WITH DANCE SHOES IN SIBERIAN SNOWS

by Sandra Kalniete and translated by Margita Gailitis & edited by Valters Nollendorfs

Pub Date: April 14th, 2009
ISBN: 978-1-56478-545-9
Publisher: Dalkey Archive

A Latvian activist affectingly reconstructs the tragic stories of her grandparents and parents, who were persecuted by the Soviet occupiers and deported to Siberia.

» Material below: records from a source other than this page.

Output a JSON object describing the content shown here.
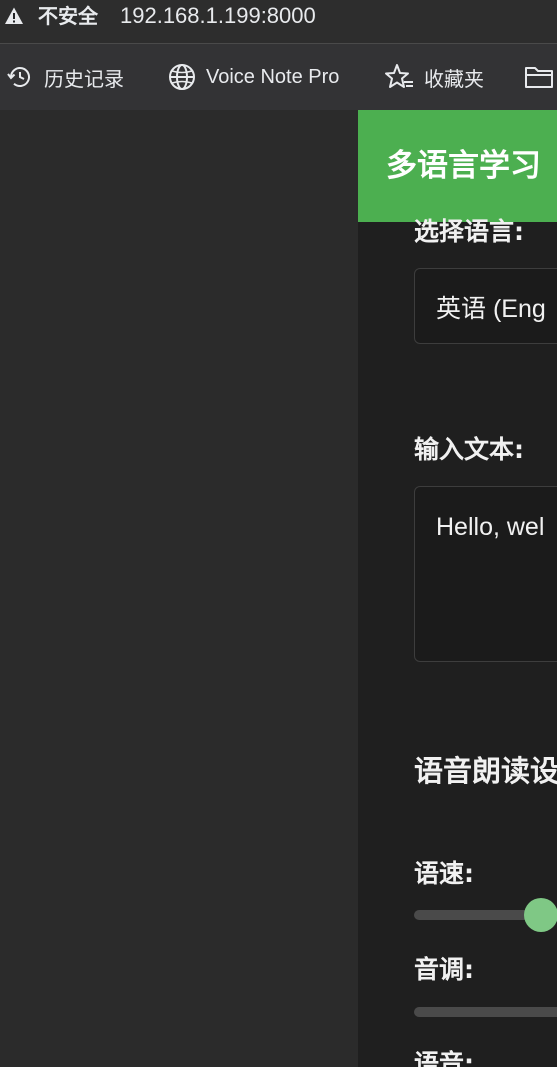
{
  "browser": {
    "security_label": "不安全",
    "url": "192.168.1.199:8000"
  },
  "bookmarks": [
    {
      "label": "历史记录",
      "icon": "history-icon"
    },
    {
      "label": "Voice Note Pro",
      "icon": "globe-icon"
    },
    {
      "label": "收藏夹",
      "icon": "favorites-star-icon"
    },
    {
      "label": "",
      "icon": "folder-icon"
    }
  ],
  "app": {
    "title": "多语言学习",
    "accent_color": "#4caf50",
    "language_label": "选择语言:",
    "language_selected": "英语 (Eng",
    "text_label": "输入文本:",
    "text_value": "Hello, wel",
    "speech_section_title": "语音朗读设",
    "rate_label": "语速:",
    "rate_value_fraction": 0.49,
    "pitch_label": "音调:",
    "voice_label": "语音:"
  }
}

The prosperous Dreifelds and the working-class Kalnietis families were among the many Latvians blindsided by the signing of a nonaggression pact between the Soviet Union and Nazi Germany on Aug. 24, 1939. It divided Europe into two “spheres of influence,” and Latvia, along with Estonia and Lithuania, came under Soviet sway. Soviet military bases were established, an ominous mass repatriation of Germans followed and Latvia’s fragile 20-year-old independence was effectively eclipsed. Fourteen-year-old Ligita Dreifelde, the author’s mother, was arrested in the middle of the night on June 14, 1941, along with her mother and father. Wearing her precious dance shoes, she was transported in a cattle car crammed with 15,000 other unfortunates to the Siberian wilderness. She and her mother were separated from her father, who died shortly thereafter, though they did not officially learn his fate until 1990. They eked out a harsh living, and Ligita was granted permission to go home to Latvia in 1948. Toward the end of 1949, however, she was deported again, though not in time to reunite with her mother, who died alone on Feb. 4, 1950. In the Siberian village of Togur, Ligita met Aivars Kalnietis, exiled with his mother in March 1949 as the relatives of a “bandit.” (His father had joined the partisans resisting Soviet occupation in the countryside.) They married, and the author was born in Togur in1952. Her parents, forced to work in Soviet factories, vowed never to have another child: “We won’t give birth to any more slaves!” Although they were finally allowed to return to Latvia in 1957, the memories remained of their grim trials and the loved ones left behind in Siberian graves. Sometimes the author presents these trials in such dense detail that she loses sight of the bigger picture, but the diaries and eyewitness accounts offer a remarkable testimony of human fortitude.

Powerful reading for students of European history.